Not for the writing. He doesn’t suffer for the writing. He suffers for the child inside of him that comes out to wear his skin and sob across letters, desperate for the love of a mother that he can never have

I spent so long waiting for something beautiful to happen to me, that I thought maybe I could make waiting and sadness and inertial longing beautiful.

I often dreamed of Edgar Allan Poe coming through my window, holding out his hand to take me away from the hole that was my life. Virgina, Edgar, and I often played hide-and-go-seek in the dark woods. In my dreams, we weren’t exactly happy, but we were at home, together. Two melancholy writers holding out for the sun, one wife between us.

But nobody is going to come through my window and give me all of my dreams just because I want them. The beacon of my sadness doesn’t even penetrate my skin.

For all the ways I’ve struggled to stay independent and support myself, the child inside of me wants to be rocked and held and loved without conditions. It wants people to see our pain and take pity on us. As if by the virtue of our pain – we deserve affection.

But the reward for suffering is only more suffering.

He wept on her grave. He pressed his cheek to the cool dirt.

He wrote about the inception of the universe in “Eureka”, its expansion and eventual contraction, to try to come to terms with the way things died.

Women in his stories died, but they rarely stayed dead. They moved through death like a transformation. They lingered in the narrator’s mind, in the walls of his home.

I feel like he was trying to come to terms with the way things you loved died and left holes so enormous that it was as if you were forced to now live life looking up from their bottom.

We’re so afraid of loss that after a while, it felt like all we knew how to do was scream, to cling -please don’t go-. We built our lives around the fear of it. We tried so desperately to see it before it happened that we ended up perpetuating it. Loss becomes the raven, perpetually sitting on a bust of Athena. It is the constant, cawing companion.

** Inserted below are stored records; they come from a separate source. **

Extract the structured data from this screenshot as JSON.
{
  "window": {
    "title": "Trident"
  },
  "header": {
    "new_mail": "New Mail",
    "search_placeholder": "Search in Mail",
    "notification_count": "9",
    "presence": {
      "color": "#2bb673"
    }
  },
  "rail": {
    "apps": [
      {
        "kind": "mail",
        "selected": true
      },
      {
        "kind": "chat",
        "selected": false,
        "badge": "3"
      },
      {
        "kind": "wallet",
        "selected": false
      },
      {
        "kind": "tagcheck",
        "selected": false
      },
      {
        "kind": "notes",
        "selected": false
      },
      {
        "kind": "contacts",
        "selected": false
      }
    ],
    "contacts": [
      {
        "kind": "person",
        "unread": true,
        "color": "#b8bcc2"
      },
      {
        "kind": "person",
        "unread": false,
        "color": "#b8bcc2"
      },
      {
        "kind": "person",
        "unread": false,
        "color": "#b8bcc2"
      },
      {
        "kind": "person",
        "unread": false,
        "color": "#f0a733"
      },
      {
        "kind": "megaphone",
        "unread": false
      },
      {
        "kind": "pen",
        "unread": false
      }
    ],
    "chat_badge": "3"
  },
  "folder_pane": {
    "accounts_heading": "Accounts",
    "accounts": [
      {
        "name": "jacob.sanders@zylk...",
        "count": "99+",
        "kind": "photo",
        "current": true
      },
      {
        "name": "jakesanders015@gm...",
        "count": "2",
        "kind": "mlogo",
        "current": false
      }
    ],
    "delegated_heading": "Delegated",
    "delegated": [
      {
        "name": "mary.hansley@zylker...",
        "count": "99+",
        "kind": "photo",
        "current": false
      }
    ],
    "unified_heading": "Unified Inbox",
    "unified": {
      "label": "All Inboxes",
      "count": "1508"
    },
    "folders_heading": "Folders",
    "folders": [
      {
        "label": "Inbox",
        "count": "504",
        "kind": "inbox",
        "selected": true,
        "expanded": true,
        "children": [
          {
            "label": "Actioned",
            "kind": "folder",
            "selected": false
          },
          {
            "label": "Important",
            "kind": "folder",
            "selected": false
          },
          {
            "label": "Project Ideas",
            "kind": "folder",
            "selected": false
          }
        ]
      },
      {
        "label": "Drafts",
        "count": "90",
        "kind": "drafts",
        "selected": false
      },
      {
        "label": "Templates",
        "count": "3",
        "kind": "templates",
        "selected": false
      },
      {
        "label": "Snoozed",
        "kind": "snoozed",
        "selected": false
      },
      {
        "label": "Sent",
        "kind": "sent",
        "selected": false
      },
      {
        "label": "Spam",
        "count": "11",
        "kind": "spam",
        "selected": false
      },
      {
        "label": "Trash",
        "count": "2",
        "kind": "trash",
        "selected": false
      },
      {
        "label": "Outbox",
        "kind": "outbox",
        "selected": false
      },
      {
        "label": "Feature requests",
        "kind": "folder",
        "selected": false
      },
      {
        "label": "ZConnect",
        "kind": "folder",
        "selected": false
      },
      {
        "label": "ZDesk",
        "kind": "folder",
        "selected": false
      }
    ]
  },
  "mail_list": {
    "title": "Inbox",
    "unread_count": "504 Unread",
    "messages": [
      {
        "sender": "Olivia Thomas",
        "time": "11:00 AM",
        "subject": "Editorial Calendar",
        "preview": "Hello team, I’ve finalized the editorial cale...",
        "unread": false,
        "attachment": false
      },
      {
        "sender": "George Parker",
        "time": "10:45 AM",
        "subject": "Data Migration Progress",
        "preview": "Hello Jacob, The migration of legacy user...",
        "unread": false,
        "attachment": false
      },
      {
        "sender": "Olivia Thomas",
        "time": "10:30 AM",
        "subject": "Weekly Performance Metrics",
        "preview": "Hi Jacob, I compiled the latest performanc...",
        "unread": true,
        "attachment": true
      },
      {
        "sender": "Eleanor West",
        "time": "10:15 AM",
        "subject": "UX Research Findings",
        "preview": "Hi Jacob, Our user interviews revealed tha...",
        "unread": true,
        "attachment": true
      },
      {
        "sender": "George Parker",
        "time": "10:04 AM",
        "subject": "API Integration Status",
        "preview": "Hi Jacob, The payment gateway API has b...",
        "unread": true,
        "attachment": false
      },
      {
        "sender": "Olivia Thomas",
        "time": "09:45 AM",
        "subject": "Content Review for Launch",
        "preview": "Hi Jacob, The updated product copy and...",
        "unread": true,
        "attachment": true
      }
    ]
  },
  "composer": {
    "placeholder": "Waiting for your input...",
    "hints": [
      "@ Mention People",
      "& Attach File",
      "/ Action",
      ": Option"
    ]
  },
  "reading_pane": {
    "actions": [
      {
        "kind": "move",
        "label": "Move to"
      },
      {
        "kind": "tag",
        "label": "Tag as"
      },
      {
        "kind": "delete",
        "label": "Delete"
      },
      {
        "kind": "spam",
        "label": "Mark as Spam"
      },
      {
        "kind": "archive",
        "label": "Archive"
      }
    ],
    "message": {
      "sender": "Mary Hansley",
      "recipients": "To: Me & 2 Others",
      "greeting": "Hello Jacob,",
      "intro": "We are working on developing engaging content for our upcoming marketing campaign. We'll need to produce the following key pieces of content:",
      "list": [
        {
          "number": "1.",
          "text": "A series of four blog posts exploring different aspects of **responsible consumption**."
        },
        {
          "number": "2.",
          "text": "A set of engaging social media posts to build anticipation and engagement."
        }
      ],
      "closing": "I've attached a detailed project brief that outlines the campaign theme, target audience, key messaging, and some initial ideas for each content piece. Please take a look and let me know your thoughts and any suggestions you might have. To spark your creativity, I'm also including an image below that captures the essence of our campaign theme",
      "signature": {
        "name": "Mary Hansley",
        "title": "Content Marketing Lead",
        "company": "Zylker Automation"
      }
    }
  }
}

But a life cannot be built around the fear of loss. Stability is a dream and nothing is permanent. If you could see the atoms of a boulder it’d look like the swirling of a catastrophic ocean.

Even the dream of forever doesn’t last forever.

One day you will lose the greatest thing that you possess – yourself. Your molecules will collapse in on itself, rearranged in infinite combinations, and continue on, but it will never recreate you again.

I can’t cry for the things that I lost anymore. Maybe one day I will become a brilliant writer, but I’ll never be able to enjoy it, entertain it – as long as I nurse the brink of loss and struggle to keep the ocean from slipping out of my hands.

You are always going to lose.

So I think – if I want any kind of peace, I have to ride the waves of loss, and write about the things that hurt, but also the little wondrous things, and look eastward, past all the sepulchres, to see what gifts that loss will bring me next.

Because loss did not just take things away from me. It is the same mechanism that brings me new joy, and people to love, and inspiration, and surprises, and warmth.

I wonder if Poe understood that, when he wrote Eureka, so close to his death. When he saw the universe perpetually unraveling and curling up, over and over and over again.